Flup promet de regimber, mais la première taloche le trouve aussi passif qu'auparavant.

Cependant Clara prend tellement à cœur la cause de son protégé qu'elle se brouille avec plusieurs maçons de ses amis, et refuse désormais de jouer avec eux. Son enfantine toquade pour le Mouton (c'est un des surnoms de Flup) amuse beaucoup l'équipe, rien moins que sentimentale, et ils punissent la gamine de ses bouderies et de ses infidélités en exerçant de nouvelles brimades sur son favori.
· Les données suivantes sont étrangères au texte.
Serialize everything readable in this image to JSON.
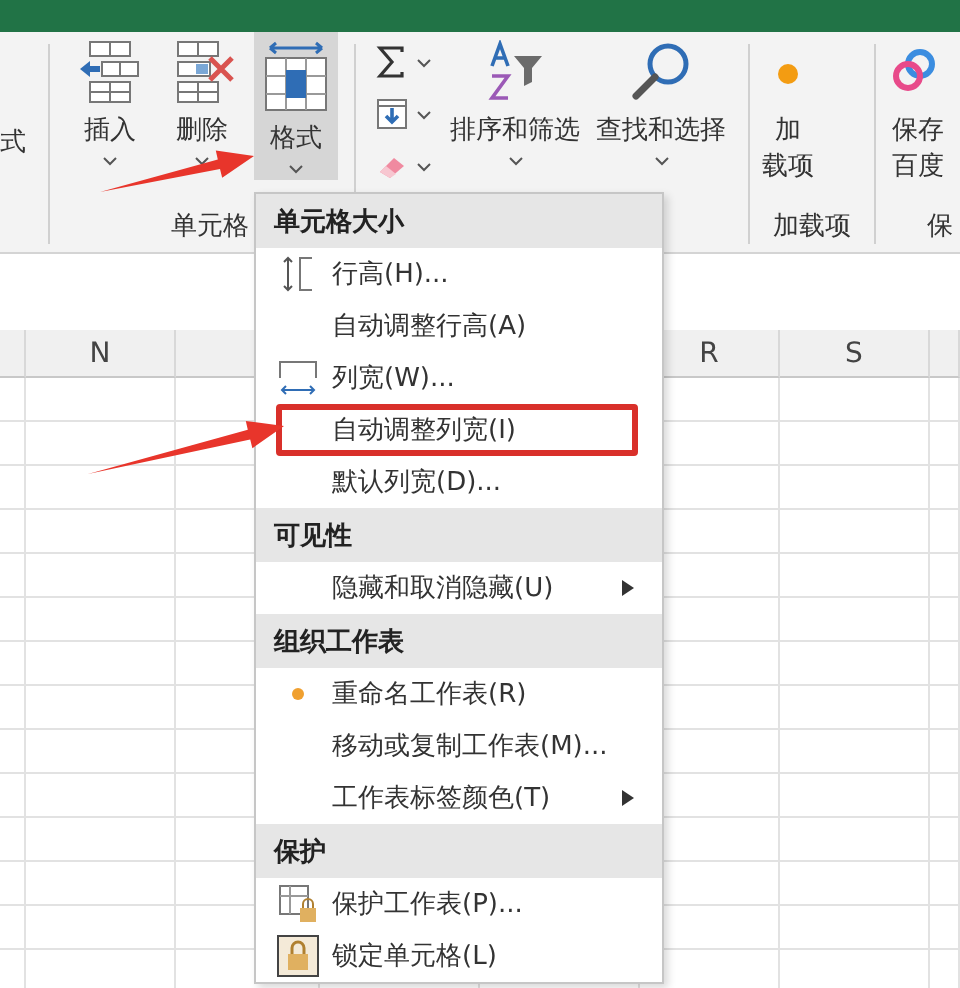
{
  "ribbon": {
    "cut_group_text": "式",
    "cells_group": {
      "label": "单元格",
      "buttons": [
        {
          "label": "插入",
          "selected": false
        },
        {
          "label": "删除",
          "selected": false
        },
        {
          "label": "格式",
          "selected": true
        }
      ]
    },
    "editing_group": {
      "buttons": [
        {
          "label": "排序和筛选"
        },
        {
          "label": "查找和选择"
        }
      ]
    },
    "addins_group": {
      "label": "加载项",
      "button_lines": [
        "加",
        "载项"
      ]
    },
    "cut_group": {
      "label": "保",
      "button_lines": [
        "保存",
        "百度"
      ]
    }
  },
  "column_headers": [
    "N",
    "R",
    "S"
  ],
  "menu": {
    "sections": [
      {
        "title": "单元格大小",
        "items": [
          {
            "label": "行高(H)...",
            "submenu": false,
            "highlighted": false
          },
          {
            "label": "自动调整行高(A)",
            "submenu": false,
            "highlighted": false
          },
          {
            "label": "列宽(W)...",
            "submenu": false,
            "highlighted": false
          },
          {
            "label": "自动调整列宽(I)",
            "submenu": false,
            "highlighted": true
          },
          {
            "label": "默认列宽(D)...",
            "submenu": false,
            "highlighted": false
          }
        ]
      },
      {
        "title": "可见性",
        "items": [
          {
            "label": "隐藏和取消隐藏(U)",
            "submenu": true,
            "highlighted": false
          }
        ]
      },
      {
        "title": "组织工作表",
        "items": [
          {
            "label": "重命名工作表(R)",
            "submenu": false,
            "highlighted": false
          },
          {
            "label": "移动或复制工作表(M)...",
            "submenu": false,
            "highlighted": false
          },
          {
            "label": "工作表标签颜色(T)",
            "submenu": true,
            "highlighted": false
          }
        ]
      },
      {
        "title": "保护",
        "items": [
          {
            "label": "保护工作表(P)...",
            "submenu": false,
            "highlighted": false
          },
          {
            "label": "锁定单元格(L)",
            "submenu": false,
            "highlighted": false
          }
        ]
      }
    ]
  },
  "annotations": [
    {
      "kind": "arrow"
    },
    {
      "kind": "arrow"
    }
  ]
}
A présent, elle passe la plus grande partie du jour au pied de la bâtisse où s'éreinte le bonasse apprenti. Trompant à tout instant la surveillance de Rikka, elle s'esquive par un entrebâillement de la porte. Elle halète après la présence de son ami, elle n'a plus d'attention que pour Flup et les gestes de Flup: Elle l'attend dès le matin sur le chantier, à l'heure du débarquement des coteries rurales.

Le soir, au moment ou celles-ci détalent pour regagner leurs clochers, son cœur gonfle en voyant le blondin passer la blouse bleue, par-dessus sa cotte de velours fauve et mettre en bandoulière la gourde de fer blanc.